Il est clair que Vasishtha parle ici des mêmes eaux, des mêmes rivières que celles évoquées dans les hymnes de Vamadéva, les eaux qui, nées de l’océan, se jettent dans l’océan, la vague de miel qui surgit de la mer, surgit des flots qui sont le cœur des choses, les rivières de la clarté, ghṛtasya dhārāḥ. Il s’agit des flots de l’existence consciente suprême et universelle où se meut Varuna, contemplant d’en haut la vérité et la fausseté des mortels – formule qui ne peut s’appliquer ni aux chutes de pluie, ni à l’océan terrestre.

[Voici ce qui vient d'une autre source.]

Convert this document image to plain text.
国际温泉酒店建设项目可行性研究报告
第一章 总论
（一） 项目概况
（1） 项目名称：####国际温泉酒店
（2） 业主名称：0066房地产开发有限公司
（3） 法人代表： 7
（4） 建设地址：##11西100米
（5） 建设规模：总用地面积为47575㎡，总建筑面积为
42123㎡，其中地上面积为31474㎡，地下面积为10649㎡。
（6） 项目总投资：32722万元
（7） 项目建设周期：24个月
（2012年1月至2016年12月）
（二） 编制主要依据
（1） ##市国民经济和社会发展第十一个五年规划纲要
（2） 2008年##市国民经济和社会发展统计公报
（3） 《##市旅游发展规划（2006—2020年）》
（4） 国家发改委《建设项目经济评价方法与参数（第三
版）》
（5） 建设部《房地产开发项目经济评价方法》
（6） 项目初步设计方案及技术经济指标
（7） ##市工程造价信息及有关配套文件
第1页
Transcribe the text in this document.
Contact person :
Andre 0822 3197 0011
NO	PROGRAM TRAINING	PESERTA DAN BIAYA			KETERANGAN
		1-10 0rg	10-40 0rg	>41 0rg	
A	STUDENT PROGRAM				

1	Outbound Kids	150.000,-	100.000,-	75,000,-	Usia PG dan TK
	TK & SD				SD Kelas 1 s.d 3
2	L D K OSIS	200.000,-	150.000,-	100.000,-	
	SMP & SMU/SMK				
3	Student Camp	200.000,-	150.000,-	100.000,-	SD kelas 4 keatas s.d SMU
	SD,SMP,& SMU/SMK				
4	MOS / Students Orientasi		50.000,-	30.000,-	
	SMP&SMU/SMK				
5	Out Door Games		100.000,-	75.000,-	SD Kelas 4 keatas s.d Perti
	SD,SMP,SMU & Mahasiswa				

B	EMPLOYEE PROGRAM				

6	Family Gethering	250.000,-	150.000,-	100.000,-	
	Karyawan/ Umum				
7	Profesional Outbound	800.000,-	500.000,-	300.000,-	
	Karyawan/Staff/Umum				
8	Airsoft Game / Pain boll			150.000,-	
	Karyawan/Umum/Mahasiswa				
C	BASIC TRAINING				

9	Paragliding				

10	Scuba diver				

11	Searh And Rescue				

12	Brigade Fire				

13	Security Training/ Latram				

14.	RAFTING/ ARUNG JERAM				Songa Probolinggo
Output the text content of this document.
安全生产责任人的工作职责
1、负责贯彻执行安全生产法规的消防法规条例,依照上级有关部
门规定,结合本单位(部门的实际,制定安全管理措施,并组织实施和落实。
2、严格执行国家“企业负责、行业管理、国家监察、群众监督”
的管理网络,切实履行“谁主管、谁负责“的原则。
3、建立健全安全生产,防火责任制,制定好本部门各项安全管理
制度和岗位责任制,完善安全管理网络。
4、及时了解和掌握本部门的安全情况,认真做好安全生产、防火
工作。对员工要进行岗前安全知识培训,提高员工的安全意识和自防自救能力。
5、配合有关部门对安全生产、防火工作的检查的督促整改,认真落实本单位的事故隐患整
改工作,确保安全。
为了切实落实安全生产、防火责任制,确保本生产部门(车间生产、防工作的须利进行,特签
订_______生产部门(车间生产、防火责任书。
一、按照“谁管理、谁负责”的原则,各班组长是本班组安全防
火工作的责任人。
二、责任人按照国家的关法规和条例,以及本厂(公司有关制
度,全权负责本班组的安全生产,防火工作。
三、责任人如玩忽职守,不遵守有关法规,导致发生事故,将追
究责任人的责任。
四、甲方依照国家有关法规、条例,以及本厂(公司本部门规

Varuna, dans le Véda, n’a rien d’un Neptune indien, et il n’est pas non plus précisément ce que les érudits européens ont tout d’abord imaginé, l’Ouranos des Grecs, le ciel. Il règne en maître sur un espace éthéré, un océan supérieur, la vaste étendue de l’être, sa pureté; dans cette vaste étendue, dans cet Infini vierge, dit-on ailleurs, il a tracé des chemins que Surya, le Soleil, le seigneur de la Vérité et de la Lumière, peut emprunter. De là, il penche son regard vers le mélange de vérité et de mensonge de la conscience mortelle. Et ces eaux divines, notons-le par ailleurs, sont celles qu’Indra a libérées et précipitées sur la terre – description qui, d’un bout à l’autre du Véda, s’applique aux sept neuves.

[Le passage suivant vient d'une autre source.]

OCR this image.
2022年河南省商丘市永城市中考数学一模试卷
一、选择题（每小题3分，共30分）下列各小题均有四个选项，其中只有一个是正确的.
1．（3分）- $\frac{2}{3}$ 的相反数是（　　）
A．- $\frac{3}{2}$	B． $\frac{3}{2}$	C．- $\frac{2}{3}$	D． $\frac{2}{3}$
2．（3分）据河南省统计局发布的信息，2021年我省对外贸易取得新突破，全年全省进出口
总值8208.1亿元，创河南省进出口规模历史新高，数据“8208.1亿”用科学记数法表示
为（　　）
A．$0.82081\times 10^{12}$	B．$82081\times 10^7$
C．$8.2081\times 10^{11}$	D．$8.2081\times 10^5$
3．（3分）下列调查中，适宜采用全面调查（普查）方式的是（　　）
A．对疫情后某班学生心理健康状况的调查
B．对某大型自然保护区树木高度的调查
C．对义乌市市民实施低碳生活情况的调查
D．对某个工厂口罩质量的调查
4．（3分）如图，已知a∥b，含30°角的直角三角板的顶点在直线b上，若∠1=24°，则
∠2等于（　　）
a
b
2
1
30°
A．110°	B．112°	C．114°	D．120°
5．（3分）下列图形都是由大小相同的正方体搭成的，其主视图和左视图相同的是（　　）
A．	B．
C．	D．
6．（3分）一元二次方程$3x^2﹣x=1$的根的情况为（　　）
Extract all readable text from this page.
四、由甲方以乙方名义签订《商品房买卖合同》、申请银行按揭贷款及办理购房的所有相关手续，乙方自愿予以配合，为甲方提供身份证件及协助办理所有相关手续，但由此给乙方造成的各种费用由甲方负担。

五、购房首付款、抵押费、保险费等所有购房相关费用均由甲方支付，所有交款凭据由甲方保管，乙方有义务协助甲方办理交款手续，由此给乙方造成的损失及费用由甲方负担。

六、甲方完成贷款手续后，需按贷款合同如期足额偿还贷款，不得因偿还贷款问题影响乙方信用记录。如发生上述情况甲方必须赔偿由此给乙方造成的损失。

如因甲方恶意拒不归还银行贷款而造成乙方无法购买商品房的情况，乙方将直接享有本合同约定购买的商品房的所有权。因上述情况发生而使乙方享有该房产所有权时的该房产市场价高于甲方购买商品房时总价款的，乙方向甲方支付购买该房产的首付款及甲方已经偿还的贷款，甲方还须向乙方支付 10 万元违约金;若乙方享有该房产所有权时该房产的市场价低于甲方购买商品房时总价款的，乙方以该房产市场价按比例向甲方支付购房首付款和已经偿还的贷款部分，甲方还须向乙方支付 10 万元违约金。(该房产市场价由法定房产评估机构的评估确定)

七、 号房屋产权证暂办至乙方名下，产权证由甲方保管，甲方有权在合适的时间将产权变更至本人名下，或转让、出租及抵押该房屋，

Les eaux de la prière de Vasishtha et celles du grand hymne de Vamadéva, madhumān ūrmiḥ, ghṛtasya dhārāḥ (4.58), sont identiques, et si le moindre doute persistait à ce sujet, un autre Sukta du sage Vasishtha (7.47) le dissiperait complètement. Dans l’hymne quarante-neuvième, il fait brièvement allusion aux eaux divines ruisselantes de miel, madhuścutaḥ, et parle des dieux savourant en elles l’ivresse de l’énergie, ūrjaṃ madanti; nous pouvons en déduire que le miel ou la douceur est le madhu, le Soma, le vin de l’Ananda dont les dieux s’enivrent. Du reste, dans l’hymne quarante-septième, il éclaire son propos et lève tout soupçon:
“Ô vous les Eaux, votre vague suprême, breuvage d’Indra, que ceux qui cherchent la Divinité ont créée pour eux-mêmes, votre vague pure, immaculée, ruisselante de clarté, si riche en miel, ghṛtapruṣaṃ madhumantam, puissions-nous aujourd’hui la goûter. Ô vous les Eaux, votre vague la plus riche en miel, que le Fils des eaux (Agni) qui vivement s’élance la favorise; elle en qui Indra et les Vasus s’enivrent d’extase, puissions-nous, nous qui cherchons la Divinité, la goûter aujourd’hui. Purifiées à travers cent filtres, extatiques de nature, divines, elles vont là où aboutit le mouvement des dieux (l’océan suprême); elles ne limitent ni n’entravent les travaux d’Indra; fais à ces eaux vives une offrande pleine de clarté, ghṛtavat. Elles, que Surya a formées par ses rayons et d’où Indra a fait jaillir une mouvante vague, que ces eaux établissent en nous le bien suprême; et vous, ô dieux, veillez sur nous toujours en créant des états de félicité” (7.47).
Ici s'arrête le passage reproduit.